In a response, the IOF said the media organizations’ presence in the building was known before the strike.

“The building housed several units of Hamas military intelligence, including research and development units, knowledge centers and very valuable technological equipment of the Hamas terror organization that were used against Israel.”

“After the strike on the building an intelligence file was indeed delivered to the U.S. administration. This file included … much intelligence based on material existing before the attack. The decision on the attack was made in light of the intelligence picture and in accordance with a situation assessment during warfare, and it was found that the great value of the attack justifies it.”

“According to the findings of the investigations carried out after the operation, the attack on the building indeed caused significant damage to Hamas’ capabilities, and to the best of our knowledge there were no casualties from the attack.”

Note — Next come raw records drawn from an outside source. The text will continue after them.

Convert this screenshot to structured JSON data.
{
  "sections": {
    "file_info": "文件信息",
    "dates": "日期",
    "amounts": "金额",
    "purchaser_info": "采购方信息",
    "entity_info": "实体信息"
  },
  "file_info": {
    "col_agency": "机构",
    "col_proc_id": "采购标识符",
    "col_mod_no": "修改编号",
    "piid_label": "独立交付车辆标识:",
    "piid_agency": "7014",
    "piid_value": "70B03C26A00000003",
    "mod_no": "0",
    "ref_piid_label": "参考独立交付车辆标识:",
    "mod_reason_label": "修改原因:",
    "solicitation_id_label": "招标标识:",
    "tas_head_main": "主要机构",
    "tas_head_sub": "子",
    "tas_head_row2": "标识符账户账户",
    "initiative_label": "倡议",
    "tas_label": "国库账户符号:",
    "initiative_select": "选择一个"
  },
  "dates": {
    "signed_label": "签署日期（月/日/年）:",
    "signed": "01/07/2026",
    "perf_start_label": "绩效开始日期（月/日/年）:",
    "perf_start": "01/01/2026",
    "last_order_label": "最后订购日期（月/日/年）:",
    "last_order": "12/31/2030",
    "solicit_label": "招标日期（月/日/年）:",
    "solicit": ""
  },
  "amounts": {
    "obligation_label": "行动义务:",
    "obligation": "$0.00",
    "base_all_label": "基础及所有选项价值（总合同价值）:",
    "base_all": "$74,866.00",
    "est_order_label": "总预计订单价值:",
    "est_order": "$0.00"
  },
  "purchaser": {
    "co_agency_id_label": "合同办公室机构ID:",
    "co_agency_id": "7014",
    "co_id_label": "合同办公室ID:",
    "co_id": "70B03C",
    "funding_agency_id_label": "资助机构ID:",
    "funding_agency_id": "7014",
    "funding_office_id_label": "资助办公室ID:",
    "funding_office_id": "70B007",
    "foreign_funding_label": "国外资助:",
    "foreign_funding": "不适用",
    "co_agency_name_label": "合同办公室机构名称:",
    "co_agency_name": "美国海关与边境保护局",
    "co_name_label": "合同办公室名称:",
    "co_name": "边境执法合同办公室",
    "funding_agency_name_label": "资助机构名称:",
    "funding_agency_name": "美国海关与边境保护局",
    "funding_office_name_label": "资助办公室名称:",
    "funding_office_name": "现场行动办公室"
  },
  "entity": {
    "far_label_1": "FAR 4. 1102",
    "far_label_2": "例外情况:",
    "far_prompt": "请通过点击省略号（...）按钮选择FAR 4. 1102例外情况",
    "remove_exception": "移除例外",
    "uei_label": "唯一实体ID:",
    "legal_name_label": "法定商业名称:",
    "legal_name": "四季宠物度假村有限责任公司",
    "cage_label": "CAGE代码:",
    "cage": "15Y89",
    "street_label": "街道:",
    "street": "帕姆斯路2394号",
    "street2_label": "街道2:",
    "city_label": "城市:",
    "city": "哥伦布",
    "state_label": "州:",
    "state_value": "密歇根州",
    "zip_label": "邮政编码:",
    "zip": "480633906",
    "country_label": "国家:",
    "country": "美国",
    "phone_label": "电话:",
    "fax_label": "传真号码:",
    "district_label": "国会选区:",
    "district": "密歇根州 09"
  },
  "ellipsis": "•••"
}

“The Al-Jalaa building is another example of the modus operandi of the Hamas terrorist organization, which situated its terrorist infrastructure within the civilian population, while using its own citizens as human shields and violating international law,” it claimed.

In October, at a conference hosted by Tel Aviv’s Institute for National Security Studies about the importance of public perception during military conflicts, the former head of IOF Operations, Nitzan Alon, said Israel’s bombing of the tower amounted to an “own goal” and was a “mistake.”

“Bringing down the tower with the AP offices was equivalent to a self-inflicted ‘public relations terror attack’ and an own goal, in our view,” said Alon.

“Not everyone in the IDF believes this, but I am convinced that this was a mistake. The operational benefit was not worth the damage that it caused diplomatically and in terms of perception,” he added.

“I think that the IDF’s success in terms of public relations was very, very limited. There is a long list of lessons, many that have to do with intra-organizational communication,” Alon said, citing breakdowns in communications within the IOF and between the military and government ministries.